Real Teachers: True Stories of Renegade Educatiors,
by Stuart Grauer
Publisher: SelectBooks
ISBN: 1590799704
240 pages, paperback
Published February 2013
Source: Goodreads First-Reads
It’s been a little over a week since I finished this book, and am now finally getting to post a review amid the busy flow of teaching this semester. Upon finishing it, and since, I vacillated between what ‘star’ rating I should give this collection of essays. In terms of expectations it was a bit of a disappointment to me, but in terms of judging it solely on what its own being it warrants higher consideration; so I went for the latter.
I expected this to be a collection of essays about “Real Teachers”, stories of different in-class experiences, perhaps even from multiple points of view. In a very broad interpretation it could be considered to be so. But really it is more of a series of reflections, a memoir of sorts, of Grauer’s personal experiences and view. Because Grauer breathes education and allows the subject to intersect all aspects of his existence and interactions, the ‘educational lessons’ and ‘teachers’ he accounts in each essay come from all aspects of experience and position, whether a professor, a Native American high school teacher, a child relative, or the impoverished citizens of rural Mexico. Each chapter memoir focuses on key themes or ideas related to education, both theoretical and practical. They are each personal reflections by Grauer on what he learned from each experience regarding how education can, and perhaps should, proceed.
Within this framework, Grauer accomplishes, above all, inspiration and food for further thought. Nicely, he includes victories, failures, and those educational experiences that fall somewhere in between. Similarly, some chapters are long and assertive in their conclusions, while others are brief and more meditative. While the reader might not agree with all of Grauer’s conclusions and statements, I don’t see that as the point of this book. It is not written to convince: as a memoir, not an ‘academic’ work, it lacks extensive citations to backup all assertions. Instead the point seems to be for Grauer to get the educator thinking more deeply and more holistically about the art of their vocation. And perhaps to recapture some of that passion and joy.

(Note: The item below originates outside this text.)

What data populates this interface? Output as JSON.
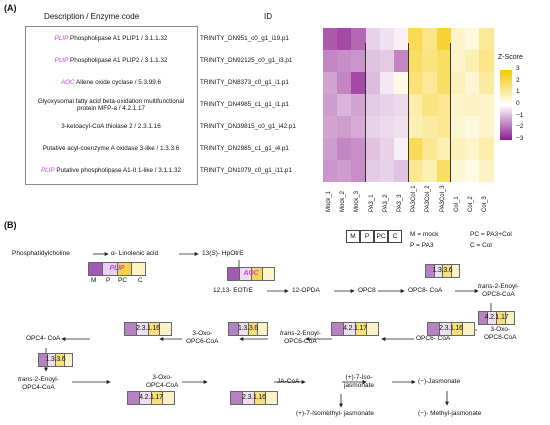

The holistic aspects of education permeate the entire book, echoing the commitment of Grauer to his calling and underscoring the intense personal and deep connections involved in the education process between educator and student and the surrounding physical world and human culture. Being written by Grauer and prominently featuring his own private school, I feared the book would come across as self-serving and boastful. For the most part I didn’t find this to be the case. Most consistently, I found Grauer to be frankly honest and focused on a goal of increased personal learning. While Grauer comes across as particularly ‘liberal’ in the classic sense, the book is not remotely political, and Grauer likewise holds positions and ideas that are profoundly ‘conservative’ as well, all depending on what he has concluded engenders the greatest opportunity for real teaching.
At the end, I don’t actually know if there is a strict definition of what a “real teacher” is to Grauer, much as it is hard for a biologist like myself to come up with a simple one sentence definition of “life”. It would be interesting to read a book by Grauer that focuses more on solutions and firm facts regarding education, rather than relatively vague reflective meditations. But perhaps Grauer’s point is that there are no standardized solutions or universal firm facts of the teaching process, but a complex, adaptive relationship between people who require openness to getting things wrong and learning from one another through missteps.